2000 Isaacs by-election
| 12 August 2000 |
|  | First party | Second party |
|  |  | DEM |
| Candidate | Ann Corcoran | Haydn Fletcher |
| Party | Labor | Democrats |
| Popular vote | 34,483 | 10,540 |
| Percentage | 56.54% | 17.28% |
| Swing | +8.11 | +11.36 |
| TPP | 66.04% | 33.96% |
| TPP swing | +9.64 | +33.96 |
| MP before election Greg Wilton Labor | Elected MP Ann Corcoran Labor |

= 2000 Isaacs by-election =

Australian federal by-election

The 2000 Isaacs by-election was held in the Australian electorate of Isaacs in Victoria on 12 August 2000. The by-election was triggered by the death of the sitting member, the Australian Labor Party's Greg Wilton on 14 June 2000. The writ for the by-election was issued on 30 June 2000.

==Background==
The Labor Party's member for Isaacs, Greg Wilton, committed suicide on 14 June 2000. Wilton's marriage had broken down earlier in the year, and shortly afterwards Victoria Police arrested Wilton after finding him, clearly distressed, with his children in a car in the You Yangs national park. While Wilton's intentions on the day were unclear, unrestrained media coverage of the incident was considered by his colleagues to have contributed to his eventual suicide six weeks later.

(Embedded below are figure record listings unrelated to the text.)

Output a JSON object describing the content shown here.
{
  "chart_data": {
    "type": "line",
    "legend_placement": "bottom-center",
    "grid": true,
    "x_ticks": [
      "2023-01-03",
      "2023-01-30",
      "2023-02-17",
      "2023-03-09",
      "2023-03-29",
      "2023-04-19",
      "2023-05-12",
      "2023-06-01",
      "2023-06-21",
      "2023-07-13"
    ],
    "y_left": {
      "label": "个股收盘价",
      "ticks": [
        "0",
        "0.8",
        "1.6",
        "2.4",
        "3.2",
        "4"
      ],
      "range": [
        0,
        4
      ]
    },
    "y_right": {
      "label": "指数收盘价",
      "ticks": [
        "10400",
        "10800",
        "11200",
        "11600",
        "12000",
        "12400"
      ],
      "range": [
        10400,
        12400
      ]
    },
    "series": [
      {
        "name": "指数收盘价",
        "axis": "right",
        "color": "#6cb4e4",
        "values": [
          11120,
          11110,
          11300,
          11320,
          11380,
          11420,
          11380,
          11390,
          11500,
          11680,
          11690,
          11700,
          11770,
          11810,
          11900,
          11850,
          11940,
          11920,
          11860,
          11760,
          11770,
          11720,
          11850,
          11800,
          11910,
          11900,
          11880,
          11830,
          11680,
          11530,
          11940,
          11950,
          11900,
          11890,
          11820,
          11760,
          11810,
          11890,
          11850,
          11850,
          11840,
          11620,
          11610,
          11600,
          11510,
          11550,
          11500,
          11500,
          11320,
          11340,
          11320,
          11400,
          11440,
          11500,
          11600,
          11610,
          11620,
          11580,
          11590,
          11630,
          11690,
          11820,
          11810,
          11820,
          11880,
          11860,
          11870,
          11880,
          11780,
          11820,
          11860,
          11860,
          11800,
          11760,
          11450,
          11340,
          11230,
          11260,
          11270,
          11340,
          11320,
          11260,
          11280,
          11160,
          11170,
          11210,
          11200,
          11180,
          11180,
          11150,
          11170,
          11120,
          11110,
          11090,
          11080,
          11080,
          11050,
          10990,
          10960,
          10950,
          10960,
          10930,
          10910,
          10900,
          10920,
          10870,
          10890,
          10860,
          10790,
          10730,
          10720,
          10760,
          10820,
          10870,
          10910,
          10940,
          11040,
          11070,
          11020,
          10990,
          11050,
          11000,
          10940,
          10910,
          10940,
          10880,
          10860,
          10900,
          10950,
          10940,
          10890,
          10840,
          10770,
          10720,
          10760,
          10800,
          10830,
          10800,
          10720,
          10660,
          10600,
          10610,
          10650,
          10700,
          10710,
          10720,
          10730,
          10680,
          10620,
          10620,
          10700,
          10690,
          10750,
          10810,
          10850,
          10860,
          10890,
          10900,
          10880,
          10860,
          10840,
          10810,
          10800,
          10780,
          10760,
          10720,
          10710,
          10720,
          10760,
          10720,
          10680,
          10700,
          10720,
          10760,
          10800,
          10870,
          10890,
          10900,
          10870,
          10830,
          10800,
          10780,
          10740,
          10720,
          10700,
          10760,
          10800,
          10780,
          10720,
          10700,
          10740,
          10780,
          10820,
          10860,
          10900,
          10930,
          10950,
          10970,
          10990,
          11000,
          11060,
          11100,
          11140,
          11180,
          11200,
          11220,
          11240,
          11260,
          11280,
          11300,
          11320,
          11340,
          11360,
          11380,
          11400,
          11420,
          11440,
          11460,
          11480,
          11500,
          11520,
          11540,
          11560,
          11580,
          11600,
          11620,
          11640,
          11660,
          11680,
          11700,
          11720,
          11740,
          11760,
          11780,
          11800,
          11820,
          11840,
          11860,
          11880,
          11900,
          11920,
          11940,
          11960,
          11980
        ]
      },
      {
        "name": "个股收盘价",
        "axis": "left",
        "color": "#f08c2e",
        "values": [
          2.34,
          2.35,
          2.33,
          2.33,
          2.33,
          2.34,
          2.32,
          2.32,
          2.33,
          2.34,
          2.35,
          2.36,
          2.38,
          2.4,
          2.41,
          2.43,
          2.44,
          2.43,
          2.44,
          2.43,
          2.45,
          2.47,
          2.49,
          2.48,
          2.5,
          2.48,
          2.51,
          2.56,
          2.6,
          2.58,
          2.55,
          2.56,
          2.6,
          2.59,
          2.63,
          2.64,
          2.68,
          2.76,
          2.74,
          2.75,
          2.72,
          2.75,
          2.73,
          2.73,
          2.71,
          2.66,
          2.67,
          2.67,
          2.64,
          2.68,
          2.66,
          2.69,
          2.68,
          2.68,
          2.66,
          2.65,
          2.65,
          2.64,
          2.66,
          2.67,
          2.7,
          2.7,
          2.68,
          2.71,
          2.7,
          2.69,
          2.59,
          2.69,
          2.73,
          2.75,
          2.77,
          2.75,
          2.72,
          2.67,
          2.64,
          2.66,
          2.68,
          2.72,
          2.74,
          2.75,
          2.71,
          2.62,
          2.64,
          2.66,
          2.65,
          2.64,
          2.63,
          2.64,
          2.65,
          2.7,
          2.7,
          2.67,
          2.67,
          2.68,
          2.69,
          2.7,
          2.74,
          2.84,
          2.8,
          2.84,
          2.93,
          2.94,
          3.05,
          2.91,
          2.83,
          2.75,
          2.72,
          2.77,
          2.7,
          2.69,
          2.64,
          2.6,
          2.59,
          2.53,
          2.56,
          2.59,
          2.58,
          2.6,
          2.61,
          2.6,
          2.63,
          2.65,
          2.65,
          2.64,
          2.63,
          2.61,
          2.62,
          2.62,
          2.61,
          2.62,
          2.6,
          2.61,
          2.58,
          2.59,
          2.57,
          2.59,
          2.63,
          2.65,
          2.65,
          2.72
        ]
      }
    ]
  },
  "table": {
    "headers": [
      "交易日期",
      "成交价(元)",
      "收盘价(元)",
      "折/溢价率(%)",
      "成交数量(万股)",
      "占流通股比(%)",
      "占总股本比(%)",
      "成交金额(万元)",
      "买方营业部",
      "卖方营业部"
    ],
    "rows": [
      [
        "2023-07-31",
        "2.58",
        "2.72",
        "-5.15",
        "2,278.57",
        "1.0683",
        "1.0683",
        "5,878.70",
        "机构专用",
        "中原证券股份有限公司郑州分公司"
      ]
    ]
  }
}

The Isaacs by-election was the first election in Australia to be held after the introduction of the Goods and Services Tax on 1 July 2000, and the Liberal Party declined to run a candidate. Labor's preselection was a messy battle with the party's left faction proposing to pre-select Jill Hennessy, the former state president of the Labor Party and an advisor to Premier Steve Bracks. They were overridden by the party's federal executive, who put forward Ann Corcoran, although the change resulted in a convoluted factional deal in which pre-selection ballots were altered after their submission.

==Results==

2000 Isaacs by-election
| Party |  | Candidate | Votes | % | ±% |
|  | Labor | Ann Corcoran | 34,483 | 56.54 | +8.11 |
|  | Democrats | Haydn Fletcher | 10,540 | 17.28 | +11.36 |
|  | Greens | Mary Hutchison | 5,539 | 9.08 | +6.94 |
|  | Independent | Carl Wesley | 5,329 | 8.74 | +8.74 |
|  | Australia First | Patricia Brook | 3,270 | 5.36 | +4.92 |
|  | Democratic Labor | Gail King | 1,832 | 3.00 | +3.00 |
| Total formal votes |  |  | 60,993 | 91.84 | −4.55 |
| Informal votes |  |  | 5,420 | 8.16 | +4.55 |
| Turnout |  |  | 66,413 | 81.65 | −14.56 |
Two-candidate-preferred result
|  | Labor | Ann Corcoran | 40,280 | 66.04 | +9.64 |
|  | Democrats | Haydn Fletcher | 20,713 | 33.96 | +33.96 |
|  | Labor hold |  | Swing | N/A |  |

==Aftermath==
The Labor Party held the seat of Isaacs, with a primary vote swing of 8.11 towards them. The lack of a Liberal candidate saw positive primary vote swings towards all the minor parties, in particular the Australian Democrats, the main rival on a two-candidate preferred basis. Ann Corcoran went on to hold the seat in the 2001 and 2004 federal elections, but lost pre-selection prior to the 2007 election.